Royal Navy Forces Test Their Abilities in Complex Manoeuvres

Royal Navy Forces Test Their Abilities in Complex Manoeuvres

Royal Navy air and sea power combined on the sands of Cornwall at the weekend as a large scale beach landing was played out in Carlyon Bay. The ‘wader exercise’ – a landing in slow time – tested the ability of the forces involved in the key Cougar deployment to work together on complex manoeuvres before the task group sails to the Mediterranean imminently.

For among the various manoeuvres played out on the sands near St Austell – in front of rather surprised locals – one apparently not exercised by green bereted engineers in a decade: the art of military bridge building.

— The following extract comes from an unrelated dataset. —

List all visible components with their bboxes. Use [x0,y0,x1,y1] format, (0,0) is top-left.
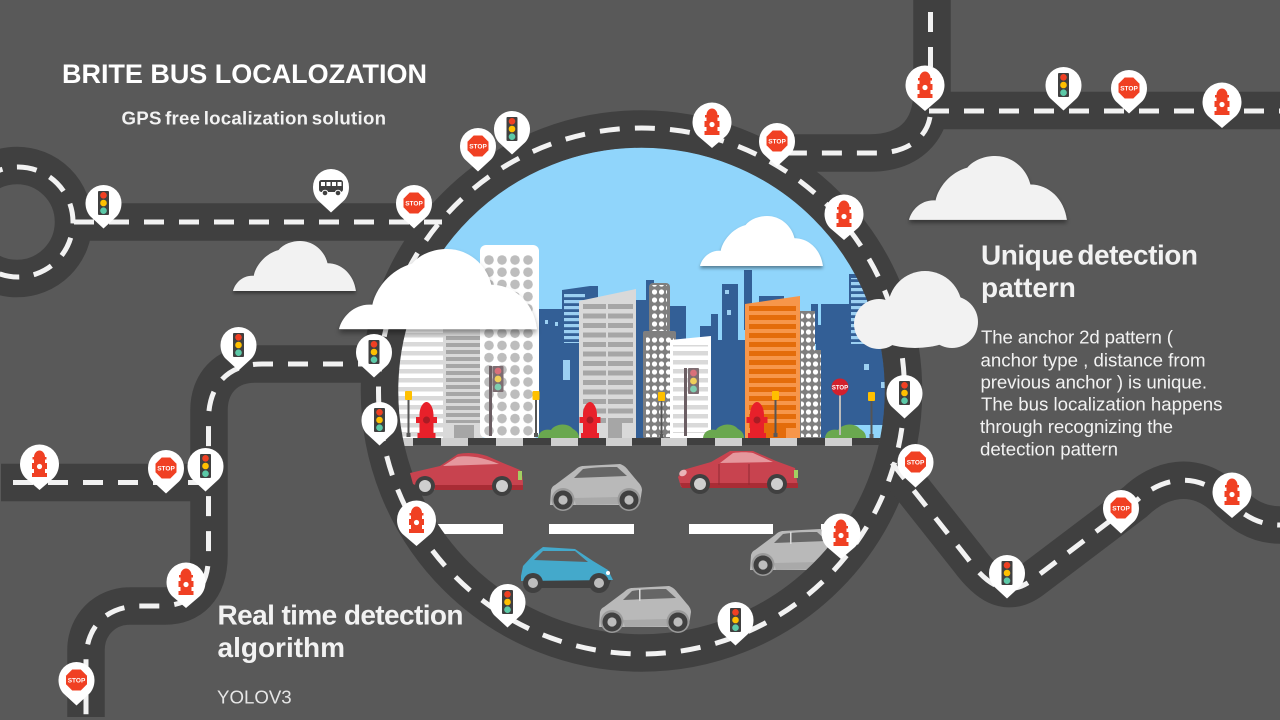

An RAF Chinook ferried parts of the bridge from the large ferry/military transporter MV Hartland Point to the shore, where the sappers of 24 Commando Engineer Regiment – the specialist Army unit attached to 3 Commando Brigade to provide the marines with battlefield pioneers – pieced the sections together.

The engineers were joined on the training exercise by their Army comrades of 29 Commando Regiment RA – the brigade’s artillery support – with 4 Assault Squadron RM from flagship HMS Bulwark providing the assortment of landing and assault craft.

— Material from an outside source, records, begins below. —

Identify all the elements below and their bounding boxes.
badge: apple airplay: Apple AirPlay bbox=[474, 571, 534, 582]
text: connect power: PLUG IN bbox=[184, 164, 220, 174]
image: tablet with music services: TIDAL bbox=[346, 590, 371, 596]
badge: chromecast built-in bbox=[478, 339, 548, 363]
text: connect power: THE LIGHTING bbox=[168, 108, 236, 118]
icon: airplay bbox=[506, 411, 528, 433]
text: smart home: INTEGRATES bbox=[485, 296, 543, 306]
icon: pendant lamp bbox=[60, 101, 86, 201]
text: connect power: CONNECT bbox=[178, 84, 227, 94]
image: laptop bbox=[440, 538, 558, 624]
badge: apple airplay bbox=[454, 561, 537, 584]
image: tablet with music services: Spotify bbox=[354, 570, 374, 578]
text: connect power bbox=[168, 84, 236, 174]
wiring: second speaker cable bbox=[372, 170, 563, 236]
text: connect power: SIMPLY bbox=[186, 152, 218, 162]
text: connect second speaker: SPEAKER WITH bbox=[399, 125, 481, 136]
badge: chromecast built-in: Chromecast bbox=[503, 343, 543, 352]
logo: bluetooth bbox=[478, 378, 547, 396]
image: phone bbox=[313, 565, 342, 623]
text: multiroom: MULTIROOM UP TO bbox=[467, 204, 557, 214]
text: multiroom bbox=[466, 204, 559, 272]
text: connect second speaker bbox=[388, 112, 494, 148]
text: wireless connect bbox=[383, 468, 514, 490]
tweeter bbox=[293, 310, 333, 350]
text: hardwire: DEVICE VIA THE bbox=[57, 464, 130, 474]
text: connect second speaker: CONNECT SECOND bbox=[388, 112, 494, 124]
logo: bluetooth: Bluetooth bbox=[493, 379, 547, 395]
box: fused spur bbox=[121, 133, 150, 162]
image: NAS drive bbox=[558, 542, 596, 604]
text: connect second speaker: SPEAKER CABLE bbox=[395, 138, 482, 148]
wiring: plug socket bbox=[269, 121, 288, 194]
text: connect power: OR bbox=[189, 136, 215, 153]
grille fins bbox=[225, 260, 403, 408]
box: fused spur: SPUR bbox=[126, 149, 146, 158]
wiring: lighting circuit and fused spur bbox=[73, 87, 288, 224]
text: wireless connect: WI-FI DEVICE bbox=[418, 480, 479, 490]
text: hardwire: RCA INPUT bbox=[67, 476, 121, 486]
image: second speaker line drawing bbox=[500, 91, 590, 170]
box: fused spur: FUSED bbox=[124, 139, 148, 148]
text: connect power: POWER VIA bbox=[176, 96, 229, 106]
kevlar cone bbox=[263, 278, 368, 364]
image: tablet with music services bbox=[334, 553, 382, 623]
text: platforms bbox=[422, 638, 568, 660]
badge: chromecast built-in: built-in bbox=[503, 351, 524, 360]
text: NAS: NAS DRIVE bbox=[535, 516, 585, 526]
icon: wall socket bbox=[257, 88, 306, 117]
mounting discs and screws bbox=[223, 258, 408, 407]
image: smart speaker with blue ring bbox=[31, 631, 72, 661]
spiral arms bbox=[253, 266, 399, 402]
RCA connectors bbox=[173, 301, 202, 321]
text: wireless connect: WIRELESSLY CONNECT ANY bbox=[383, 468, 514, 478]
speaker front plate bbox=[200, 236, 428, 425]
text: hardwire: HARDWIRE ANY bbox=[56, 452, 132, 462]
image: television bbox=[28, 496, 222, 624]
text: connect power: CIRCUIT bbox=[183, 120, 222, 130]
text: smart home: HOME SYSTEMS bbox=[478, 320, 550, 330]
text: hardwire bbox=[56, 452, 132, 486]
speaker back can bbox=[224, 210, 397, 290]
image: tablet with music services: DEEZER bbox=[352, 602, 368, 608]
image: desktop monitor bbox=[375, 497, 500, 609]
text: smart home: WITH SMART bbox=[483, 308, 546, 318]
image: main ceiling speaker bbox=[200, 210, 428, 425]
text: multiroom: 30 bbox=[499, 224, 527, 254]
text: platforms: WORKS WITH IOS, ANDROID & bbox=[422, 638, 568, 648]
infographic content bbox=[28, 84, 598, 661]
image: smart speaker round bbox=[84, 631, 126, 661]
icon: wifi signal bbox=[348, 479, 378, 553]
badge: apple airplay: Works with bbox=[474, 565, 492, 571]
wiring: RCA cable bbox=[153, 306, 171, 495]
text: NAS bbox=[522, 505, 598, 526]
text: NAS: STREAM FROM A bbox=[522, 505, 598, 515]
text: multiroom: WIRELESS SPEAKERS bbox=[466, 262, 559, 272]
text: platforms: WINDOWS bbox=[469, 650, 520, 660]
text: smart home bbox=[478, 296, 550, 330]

The bridge-building was just one element of the ‘wader exercise’ – basically an amphibious assault played out in slow time to make sure that all the many different aspects of the landing ran smoothly.

It’s been a year since the Royal Navy and Royal Marines have carried out a large-scale amphibious exercise and with large-scale landings serving as the crux the major deployment of the year, Cougar 12, in the Mediterranean, a ‘refresher’ was needed; hence the training in Carlyon Bay.

There is no more complex manoeuvre in warfare than moving men and machines from ship to shore, whether by boat or by aircraft.

The deck of HMS Illustrious throbbed with Apache gunships and commando Sea Kings flying on and off the deck all day.

The former provided the aerial punch, the latter the cold steel, ferrying the men of 45 Commando ashore.

Lusty is home to around 140 green berets, who arrived in incongruous red ‘goon bags’ – the immersion suits worn to keep them warm and dry should their helicopter be forced to ditch – and quickly got changed into combats ready for the assault.

The carrier was designed as a launchpad for Harriers and submarine-hunting Sea Kings 35 or so years ago; as she’s not a bespoke commando carrier, a little improvisation is required when it comes to organising a beach assault.

So the floor of the wardroom was cleared and turned into a planning room with paper models of Lusty and other ships in the Cougar force, white sheets marked with gaffer tape depicted the ‘battlefield’ and black bits of card denoted units.